At #CES16 WiseWear announced their men’s belt and buckle. It’s a statement. The design is impeccable throughout, including the special clasp with the WiseWear brand’s W built right into it (see more on that here). Thank you Jerry for leading the world in this area!
People are going to use undetectable wearable technology by using wearable ultra-sensitive micro sensors, sensors smaller and more sensitive than the innovative seat belt microphone in Audi’s R8 Spyder that enables clear cell phone conversation with the top down at lightning speeds. (Click to view original 2014 Industry Watch).
This is where the world is getting more technical and more amazing. Last fall mCube, announced the world’s smallest 3 axis accelerometer. At only 1x1mm and 75% smaller than the 2x2mm accelerometers on the market before its announcement, this sensor is a welcome addition to the wearable producer’s toolkit.
mCube isn’t alone in developing smaller sensors that will enable wearables to fit seamlessly in our lives but they’re the only ones included here not because of time constraints but because they’re approachable. They’ve welcomed me to their office multiple times and we’ve enjoyed conversations about the status of the market and the future, whisperings of which they love to hint at (no big secret, they are great with monolithic MEMS and things are getting smaller). I am bullish that sensor tech will get small enough to be seamlessly integrated in our wearable tech infused lives. It will be due, in large part, to great leadership in this space by mCube.
The hottest story on privacy right now is Apple vs FBI. Of course this is not related directly to wearables but the outcome of this case and the debate will have ramifications in the wearable space, especially since Apple produces the most popular wrist worn computing wearable the world is aware of.
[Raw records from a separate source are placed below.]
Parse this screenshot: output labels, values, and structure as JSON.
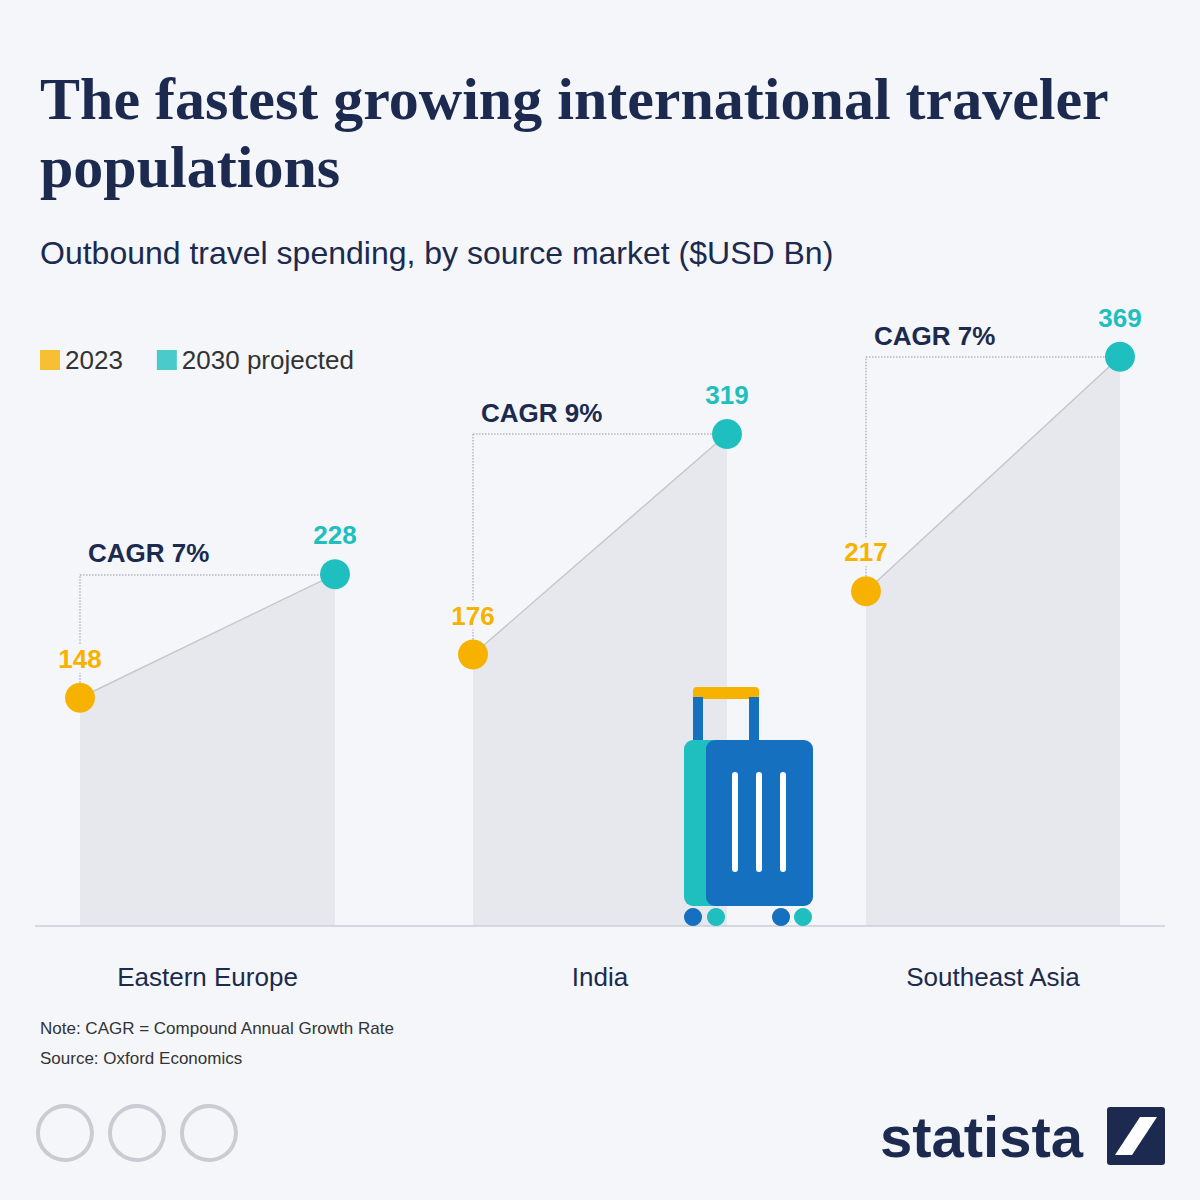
{
  "chart_data": {
    "type": "line",
    "title": "The fastest growing international traveler populations",
    "subtitle": "Outbound travel spending, by source market ($USD Bn)",
    "categories": [
      "Eastern Europe",
      "India",
      "Southeast Asia"
    ],
    "series": [
      {
        "name": "2023",
        "color": "#f7b200",
        "values": [
          148,
          176,
          217
        ]
      },
      {
        "name": "2030 projected",
        "color": "#1fbfbf",
        "values": [
          228,
          319,
          369
        ]
      }
    ],
    "annotations": [
      "CAGR 7%",
      "CAGR 9%",
      "CAGR 7%"
    ],
    "ylim": [
      0,
      400
    ],
    "yticks": [],
    "tick_labels": false,
    "grid": false,
    "data_labels": true,
    "legend": "top-left",
    "notes": [
      "Note: CAGR = Compound Annual Growth Rate",
      "Source: Oxford Economics"
    ],
    "brand": "statista"
  }
}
Ponder this comment by US President Barak Obama at SXSW earlier this week, “I am of the view that there are very real reasons why we want to make sure the government cannot just wily-nilly get into everyone’s iPhones or smartphones that are full of very personal information or very personal data.”
I won’t be surprised to see stories in the future where wearable data is hacked and data is used to expose things like health information and physical activity, including sexual activity, of celebrities or public figures. Society as a whole, though, won’t care about this a few months after the story breaks, as is the case today with the Ashley Maddison hack last summer.
The topic of contextually appropriate wearables is not ever going to be the topic of conversation at parties; however, the magic contextually aware wearables will make most certainly will be when the wearables enable experiences that are context appropriate. Disney is the leader in contextual experiences; the Magic Band is magic because of context. Dig in on the Magic Band if you’re learning about it for the first time here.